Dilma, la primera presidenta de Brasil

Arturo Cano/Periódico La Jornada

“Sí, las mujeres pueden”, asegura Rousseff tras confirmar su triunfo

La hija de un comunista búlgaro, la guerrillera marxista, la joven torturada por la dictadura militar, la mujer que salvó al gabinete de Lula cuando hacía agua en medio de un escándalo de corrupción, la técnica dura cuyo paso nadie resiste, pero sobre todo la ahijada de Lula da Silva, Dilma Rousseff, es la primera presidenta de Brasil.

En su primer discurso, pronunciado en Brasilia ante cientos de seguidores, Rousseff subraya el hecho de que su país tenga por vez primera una mujer en la presidencia y se compromete a trabajar para que ese hecho deje de ser “inédito en Brasil.

La igualdad de oportunidades es un principio esencial de la democracia, sostiene, en un discurso emocionado, para luego añadir que espera que “los padres y madres puedan mirar a la cara de sus hijas y decir, ‘sí, las mujeres pueden’”.

Con 99.97 por ciento de los votos contados, Roussef se impone a su adversario, José Serra, del Partido de la Social Democracia Brasileña (PSDB), con 55 millones 742 mil votos (56.05 por ciento).

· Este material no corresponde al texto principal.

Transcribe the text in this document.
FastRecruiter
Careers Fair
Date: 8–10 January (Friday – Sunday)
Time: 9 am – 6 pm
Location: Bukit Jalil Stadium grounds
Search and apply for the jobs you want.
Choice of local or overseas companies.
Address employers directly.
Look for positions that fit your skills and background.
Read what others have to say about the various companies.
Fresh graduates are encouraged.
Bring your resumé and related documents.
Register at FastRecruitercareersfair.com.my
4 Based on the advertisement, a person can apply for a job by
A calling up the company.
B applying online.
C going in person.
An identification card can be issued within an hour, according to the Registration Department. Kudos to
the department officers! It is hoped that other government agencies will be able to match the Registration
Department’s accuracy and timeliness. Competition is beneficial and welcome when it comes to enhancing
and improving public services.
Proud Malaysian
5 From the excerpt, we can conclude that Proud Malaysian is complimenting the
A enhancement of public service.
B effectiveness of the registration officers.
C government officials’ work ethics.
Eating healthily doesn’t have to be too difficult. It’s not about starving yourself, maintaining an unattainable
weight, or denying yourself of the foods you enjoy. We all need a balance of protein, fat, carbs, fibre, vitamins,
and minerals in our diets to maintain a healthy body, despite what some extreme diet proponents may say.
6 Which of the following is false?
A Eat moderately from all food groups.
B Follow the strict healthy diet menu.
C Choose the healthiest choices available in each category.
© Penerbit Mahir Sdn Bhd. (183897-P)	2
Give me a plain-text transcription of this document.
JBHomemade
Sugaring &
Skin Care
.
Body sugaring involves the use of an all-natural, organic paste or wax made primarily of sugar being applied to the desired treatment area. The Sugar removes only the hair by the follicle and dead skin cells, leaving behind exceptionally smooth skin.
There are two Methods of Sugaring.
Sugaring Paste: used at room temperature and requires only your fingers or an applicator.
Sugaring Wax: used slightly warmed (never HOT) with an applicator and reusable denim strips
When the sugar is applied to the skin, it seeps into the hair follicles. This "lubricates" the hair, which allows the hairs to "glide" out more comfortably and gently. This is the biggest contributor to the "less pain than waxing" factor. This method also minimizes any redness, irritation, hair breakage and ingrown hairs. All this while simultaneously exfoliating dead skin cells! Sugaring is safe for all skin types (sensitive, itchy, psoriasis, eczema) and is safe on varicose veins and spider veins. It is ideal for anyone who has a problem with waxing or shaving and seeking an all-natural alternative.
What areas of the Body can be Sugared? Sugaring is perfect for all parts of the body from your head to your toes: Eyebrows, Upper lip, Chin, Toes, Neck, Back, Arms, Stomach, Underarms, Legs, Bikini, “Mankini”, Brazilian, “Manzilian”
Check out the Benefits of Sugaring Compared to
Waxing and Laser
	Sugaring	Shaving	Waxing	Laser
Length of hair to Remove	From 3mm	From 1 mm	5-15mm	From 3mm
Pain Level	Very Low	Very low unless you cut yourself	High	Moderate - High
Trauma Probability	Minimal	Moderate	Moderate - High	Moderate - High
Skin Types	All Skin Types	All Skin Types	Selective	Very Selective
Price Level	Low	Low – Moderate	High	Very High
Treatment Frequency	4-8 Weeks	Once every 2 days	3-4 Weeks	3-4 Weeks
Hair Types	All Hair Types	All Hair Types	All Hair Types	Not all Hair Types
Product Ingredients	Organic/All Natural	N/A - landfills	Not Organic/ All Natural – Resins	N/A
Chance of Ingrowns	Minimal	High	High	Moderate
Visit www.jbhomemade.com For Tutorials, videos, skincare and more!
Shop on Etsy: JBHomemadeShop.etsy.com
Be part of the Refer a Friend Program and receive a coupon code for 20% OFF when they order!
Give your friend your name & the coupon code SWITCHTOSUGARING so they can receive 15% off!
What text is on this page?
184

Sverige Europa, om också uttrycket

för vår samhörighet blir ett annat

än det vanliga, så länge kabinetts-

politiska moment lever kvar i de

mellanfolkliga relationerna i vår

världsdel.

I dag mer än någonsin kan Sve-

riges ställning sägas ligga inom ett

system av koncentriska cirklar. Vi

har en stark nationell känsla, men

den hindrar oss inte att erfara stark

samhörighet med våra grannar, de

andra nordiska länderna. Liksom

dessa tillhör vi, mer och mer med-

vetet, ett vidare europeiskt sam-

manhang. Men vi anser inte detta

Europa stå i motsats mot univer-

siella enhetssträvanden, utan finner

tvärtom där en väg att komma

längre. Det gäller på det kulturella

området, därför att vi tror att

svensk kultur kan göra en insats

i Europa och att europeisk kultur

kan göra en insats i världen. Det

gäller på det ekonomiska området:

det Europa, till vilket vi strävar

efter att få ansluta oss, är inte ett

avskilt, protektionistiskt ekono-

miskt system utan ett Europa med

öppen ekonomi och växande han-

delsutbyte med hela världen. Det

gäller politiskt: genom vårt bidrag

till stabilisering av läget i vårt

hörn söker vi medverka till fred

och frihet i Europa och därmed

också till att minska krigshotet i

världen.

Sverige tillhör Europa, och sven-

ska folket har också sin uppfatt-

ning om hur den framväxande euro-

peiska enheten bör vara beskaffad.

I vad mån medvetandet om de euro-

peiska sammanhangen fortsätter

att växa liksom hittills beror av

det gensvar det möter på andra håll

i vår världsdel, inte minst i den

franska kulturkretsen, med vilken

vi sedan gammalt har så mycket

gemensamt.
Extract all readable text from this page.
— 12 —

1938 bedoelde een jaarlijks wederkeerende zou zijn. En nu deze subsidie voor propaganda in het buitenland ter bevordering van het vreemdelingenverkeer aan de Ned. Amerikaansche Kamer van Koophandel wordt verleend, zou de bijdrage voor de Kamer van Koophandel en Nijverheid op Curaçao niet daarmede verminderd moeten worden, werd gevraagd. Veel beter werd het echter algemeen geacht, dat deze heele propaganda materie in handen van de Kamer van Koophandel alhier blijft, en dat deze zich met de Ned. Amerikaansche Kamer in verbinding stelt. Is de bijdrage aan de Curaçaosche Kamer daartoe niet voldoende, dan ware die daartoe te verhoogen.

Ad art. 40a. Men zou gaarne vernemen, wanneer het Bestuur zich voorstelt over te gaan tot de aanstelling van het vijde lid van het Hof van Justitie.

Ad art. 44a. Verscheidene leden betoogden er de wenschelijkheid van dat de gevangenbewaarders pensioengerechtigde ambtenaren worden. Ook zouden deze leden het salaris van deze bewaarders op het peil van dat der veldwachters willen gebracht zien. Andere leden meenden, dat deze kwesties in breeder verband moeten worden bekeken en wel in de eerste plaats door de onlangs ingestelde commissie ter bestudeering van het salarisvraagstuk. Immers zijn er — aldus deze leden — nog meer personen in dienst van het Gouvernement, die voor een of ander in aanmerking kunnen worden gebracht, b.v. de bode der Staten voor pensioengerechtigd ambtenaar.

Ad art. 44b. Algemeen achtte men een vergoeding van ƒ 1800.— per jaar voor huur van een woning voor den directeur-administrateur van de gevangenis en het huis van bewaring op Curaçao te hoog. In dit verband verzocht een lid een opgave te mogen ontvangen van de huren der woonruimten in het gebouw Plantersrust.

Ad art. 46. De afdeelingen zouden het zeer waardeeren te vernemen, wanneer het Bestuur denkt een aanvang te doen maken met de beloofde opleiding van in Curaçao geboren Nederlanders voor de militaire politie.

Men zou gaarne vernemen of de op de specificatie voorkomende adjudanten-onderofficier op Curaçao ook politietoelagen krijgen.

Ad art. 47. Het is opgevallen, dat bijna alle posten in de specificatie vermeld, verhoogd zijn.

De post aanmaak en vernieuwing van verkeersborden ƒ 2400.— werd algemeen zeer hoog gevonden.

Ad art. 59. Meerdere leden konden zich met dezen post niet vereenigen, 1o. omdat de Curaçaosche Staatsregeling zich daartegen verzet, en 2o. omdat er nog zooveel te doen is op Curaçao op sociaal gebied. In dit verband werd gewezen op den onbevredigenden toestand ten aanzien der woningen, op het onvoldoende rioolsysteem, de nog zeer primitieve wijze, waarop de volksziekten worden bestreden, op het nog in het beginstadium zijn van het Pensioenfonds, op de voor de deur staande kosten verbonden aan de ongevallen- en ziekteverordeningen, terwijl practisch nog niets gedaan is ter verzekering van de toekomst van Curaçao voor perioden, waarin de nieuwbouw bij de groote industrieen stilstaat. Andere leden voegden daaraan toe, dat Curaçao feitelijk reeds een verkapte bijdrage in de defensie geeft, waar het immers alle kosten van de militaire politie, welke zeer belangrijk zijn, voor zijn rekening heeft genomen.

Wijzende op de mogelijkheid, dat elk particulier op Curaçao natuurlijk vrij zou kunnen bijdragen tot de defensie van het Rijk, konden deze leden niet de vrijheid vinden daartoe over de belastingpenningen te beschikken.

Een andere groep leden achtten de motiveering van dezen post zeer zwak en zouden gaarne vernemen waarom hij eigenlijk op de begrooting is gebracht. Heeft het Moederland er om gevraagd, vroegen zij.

Serra obtiene 43 millones 705 mil (43.95 por ciento).

Con su cómoda ventaja, Rousseff se da el lujo de tender la mano a sus adversarios, de ofrecer que habrá un respeto irrestricto a la libertad de prensa y la más amplia libertad religiosa, en referencia a dos de los temas que sirvieron de metralla a sus oponentes durante la campaña.

Pero más allá de esos mensajes conciliadores, la presidenta electa hace el discurso de la continuidad. Le interesa subrayar por encima de todo su compromiso con la estabilidad de la economía de Brasil. El pueblo no acepta más inflación ni que el gobierno gaste de más, dice.

Lo demás es repetir sus compromisos de campaña, especialmente en lo que hace al combate a la miseria. Reitera, así, que durante su gobierno será erradicada la miseria. No podemos descansar cuando vemos familias viviendo en las calles. La erradicación de la miseria es la meta y pido el apoyo de todos para llegar a superar ese abismo para ser una nación desarrollada. Vamos a mejorar el gasto público, pero sin afectar los programas sociales, los servicios esenciales y los planes de infraestructura.

¿Por qué diablos ese Lula escogió a una mujer?

En la noche de su triunfo, la única mala noticia para Dilma Rousseff es que el abstencionismo supera al registrado en la primera vuelta (18.2 por ciento). En este segundo turno, 29 millones de electores no acudieron a las urnas, pese a que el voto es obligatorio. La cifra iguala a la registrada en la elección de 1998, cuando Cardoso fue electo presidente.

Pero quizá ese dato quede en el olvido y cuando se recuerde esta elección se acuda a unas frases que el presidente Lula pronunció en el primer mitin de la segunda vuelta, cuando pidió a los asistentes hacerse la siguiente pregunta: ¿Por qué diablos ese Lula, con tantos hombres a su alrededor, tantos hombres cerca de él la vida entera, fue a escoger a una mujer para ser presidente de la República? Yo podría haber escogido un diputado, un senador, un gobernador ¿Por qué fui a escoger a Dilma? Hoy estoy convencido que mi decisión fue correcta.

Las urnas, al menos, le dieron la razón.